From: Nicolas Dichtel <nicolas.dichtel@6wind.com>
To: netdev@vger.kernel.org, davem@davemloft.net
Cc: bernat@luffy.cx, yoshfuji@linux-ipv6.org,
Nicolas Dichtel <nicolas.dichtel@6wind.com>
Subject: [PATCH net-next v3 1/1] ipv6: add support of ECMP
Date: Wed, 19 Sep 2012 11:18:24 +0200 [thread overview]
Message-ID: <1348046304-4156-2-git-send-email-nicolas.dichtel@6wind.com> (raw)
In-Reply-To: <1348046304-4156-1-git-send-email-nicolas.dichtel@6wind.com>
This patch adds the support of equal cost multipath for IPv6.
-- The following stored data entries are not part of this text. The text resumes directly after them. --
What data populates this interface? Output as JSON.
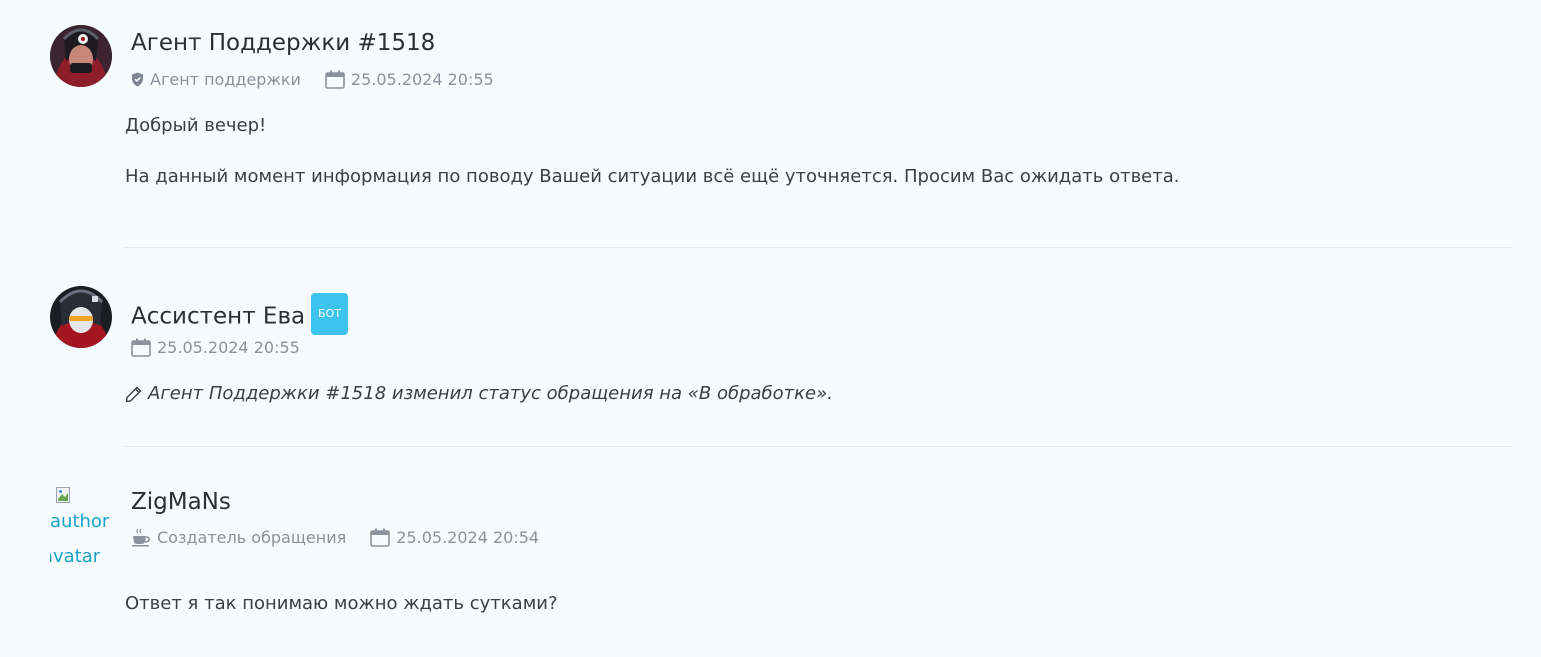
{
  "messages": [
    {
      "author": "Агент Поддержки #1518",
      "role": "Агент поддержки",
      "role_icon": "shield-icon",
      "date": "25.05.2024 20:55",
      "body": [
        "Добрый вечер!",
        "На данный момент информация по поводу Вашей ситуации всё ещё уточняется. Просим Вас ожидать ответа."
      ]
    },
    {
      "author": "Ассистент Ева",
      "badge": "БОТ",
      "date": "25.05.2024 20:55",
      "body": [
        "Агент Поддержки #1518 изменил статус обращения на «В обработке»."
      ]
    },
    {
      "author": "ZigMaNs",
      "role": "Создатель обращения",
      "role_icon": "coffee-icon",
      "date": "25.05.2024 20:54",
      "avatar_alt": [
        "author",
        "avatar"
      ],
      "body": [
        "Ответ я так понимаю можно ждать сутками?"
      ]
    }
  ],
  "colors": {
    "background": "#f6fbfd",
    "bot_badge": "#3cc3ee",
    "meta_text": "#8a929b",
    "broken_alt_text": "#1aa1c8"
  }
}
The patch is based on a previous work from
Luc Saillard <luc.saillard@6wind.com>.
Signed-off-by: Nicolas Dichtel <nicolas.dichtel@6wind.com>
---
include/net/ip6_fib.h | 13 ++++
net/ipv6/Kconfig | 33 ++++++++
net/ipv6/ip6_fib.c | 73 ++++++++++++++++++
net/ipv6/route.c | 209 +++++++++++++++++++++++++++++++++++++++++++++++++-
4 files changed, 325 insertions(+), 3 deletions(-)
diff --git a/include/net/ip6_fib.h b/include/net/ip6_fib.h
index cd64cf3..37e502a 100644
--- a/include/net/ip6_fib.h
+++ b/include/net/ip6_fib.h
@@ -47,6 +47,10 @@ struct fib6_config {
unsigned long fc_expires;
struct nlattr *fc_mx;
int fc_mx_len;
+#ifdef CONFIG_IPV6_MULTIPATH
+ struct nlattr *fc_mp;
+ int fc_mp_len;
+#endif
struct nl_info fc_nlinfo;
};
@@ -98,6 +102,15 @@ struct rt6_info {
struct fib6_node *rt6i_node;
struct in6_addr rt6i_gateway;
+#ifdef CONFIG_IPV6_MULTIPATH
+ /*
+ * siblings is a list of rt6_info that have the the same metric/weight,
+ * destination, but not the same gateway. nsiblings is just a cache
+ * to speed up lookup.
+ */
+ unsigned int rt6i_nsiblings;
+ struct list_head rt6i_siblings;
+#endif
atomic_t rt6i_ref;
diff --git a/net/ipv6/Kconfig b/net/ipv6/Kconfig
index 4f7fe72..e0c92dc 100644
--- a/net/ipv6/Kconfig
+++ b/net/ipv6/Kconfig
@@ -266,4 +266,37 @@ config IPV6_PIMSM_V2
Support for IPv6 PIM multicast routing protocol PIM-SMv2.
If unsure, say N.
+config IPV6_MULTIPATH
+ bool "IPv6: equal cost multipath for IPv6 routing"
+ depends on IPV6
+ default y
+ ---help---
+ Enable this option to support ECMP for IPv6.
+
+choice
+ prompt "IPv6: choose Multipath algorithm"
+ depends on IPV6_MULTIPATH
+ default IPV6_MULTIPATH_HASH
+ ---help---
+ Define the method to select route between each possible path.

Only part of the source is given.